To make a plugin available to every instance, submit it to the public registry AiHummer/marketplace-catalog via a PR: automated checks + review, and on approval AiHummer counter-signs the release.

Steps

  1. One-time — register the publisher. Generate a key and reserve the namespace:
    aihummer plugin keygen                # prints the public key (base64) and key id
    This reserves the @you namespace. Keep the private key to yourself — it signs every submission.
  2. Host the artifact at a stable HTTPS URL (the artifact is hosted by the author, not by AiHummer).
  3. Open a PR to the catalog:
    aihummer plugin publish --public --dir ./my-plugin --key author.key \
      --artifact-url https://you.example.com/my-plugin-1.0.0.tar.gz \
      --publisher you --description "What the plugin does" --icon https://you.example.com/icon.svg \
      [--screenshot https://you.example.com/1.png ...] [--channel stable|beta] \
      [--register-key author.pub]
    --register-key adds publishers/<you>.json (needed only on your first submission).
  4. CI gates validate the submission (see below), AI review posts a risk verdict, and an AiHummer maintainer reviews and merges manually.
  5. On merge the release is counter-signed with the pinned registry key and published to a separate community-catalog.json on the CDN. Every instance that has added this source sees the plugin; core trusts it via the pinned key — no per-operator trust step needed.

The submission contract

A PR adds two files (the form is generated by publish --public and is stable):

publishers/<publisher>.json — one-time registration:

{
  "publisher": "acme",
  "public_key": "<base64 std ed25519 public key>",
  "key_id": "<sha256(public_key)[:16] in hex>",
  "contact": "you@example.com"
}

catalog/<publisher>/<slug>/plugin.json — a submission (one per version line):

{
  "publisher": "acme",
  "slug": "hello-tool",
  "namespaced_slug": "@acme/hello-tool",
  "version": "1.0.0",
  "channel": "stable",
  "artifact_url": "https://acme.example.com/hello-tool-1.0.0.tar.gz",
  "license": "MIT",
  "publisher_key_id": "bd68f2deedad25b1",
  "signature": "<base64 ed25519 over the release identity>",
  "manifest": { "...the full Manifest object..." }
}
  • namespaced_slug must equal @<publisher>/<slug>.
  • channelstable | beta.
  • artifact_url is the .tar.gz hosted by the author.
  • publisher_key_id must match the registered publisher’s key_id.
  • The release identity signed = the bytes slug \x00 version \x00 artifact_url.
  • For a public submission the embedded manifest must carry description, icon (and optionally screenshots) — see store-page fields.

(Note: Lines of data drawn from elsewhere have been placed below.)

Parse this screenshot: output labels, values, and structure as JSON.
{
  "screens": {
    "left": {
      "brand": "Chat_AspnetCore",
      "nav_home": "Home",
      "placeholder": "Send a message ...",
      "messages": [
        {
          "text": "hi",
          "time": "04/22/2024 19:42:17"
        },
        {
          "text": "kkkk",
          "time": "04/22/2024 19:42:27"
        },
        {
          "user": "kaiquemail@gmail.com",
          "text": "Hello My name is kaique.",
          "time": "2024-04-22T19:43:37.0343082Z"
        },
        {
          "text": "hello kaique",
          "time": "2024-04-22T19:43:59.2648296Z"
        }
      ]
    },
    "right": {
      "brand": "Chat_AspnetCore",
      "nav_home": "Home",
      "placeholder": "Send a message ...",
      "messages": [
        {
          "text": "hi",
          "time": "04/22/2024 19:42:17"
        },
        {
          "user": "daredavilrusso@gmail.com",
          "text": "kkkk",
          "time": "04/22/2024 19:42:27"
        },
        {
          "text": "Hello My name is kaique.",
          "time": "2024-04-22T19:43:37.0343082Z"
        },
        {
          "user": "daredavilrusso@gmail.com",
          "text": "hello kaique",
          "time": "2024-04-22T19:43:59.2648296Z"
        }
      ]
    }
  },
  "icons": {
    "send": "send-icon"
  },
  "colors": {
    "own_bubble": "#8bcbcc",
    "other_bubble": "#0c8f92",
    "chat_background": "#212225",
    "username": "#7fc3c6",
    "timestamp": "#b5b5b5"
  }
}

[!TIP] aihummer plugin publish --public assembles these files in the right shape and opens the PR for you — there’s no need to hand-edit the JSON.

Moderation

Every submission goes through an automated check (the submission contract, signature and a security scan), then an advisory AI risk review, and finally a mandatory human review by the AiHummer team. Neither automation nor the AI ever merges on its own — the decision is always a maintainer’s, and nothing reaches the catalog without their approval. A published plugin later found to be malicious or broken can be revoked and dropped from the catalog on the next sync.

The community catalog as an extra source

Public plugins are published to a separate community-catalog.json that does not overwrite the curated first-party catalog. An instance adds it as an extra source in Plugins → Sources (or POST /v1/admin/modules/catalog/sources). See Install & updates and Overview & tiers.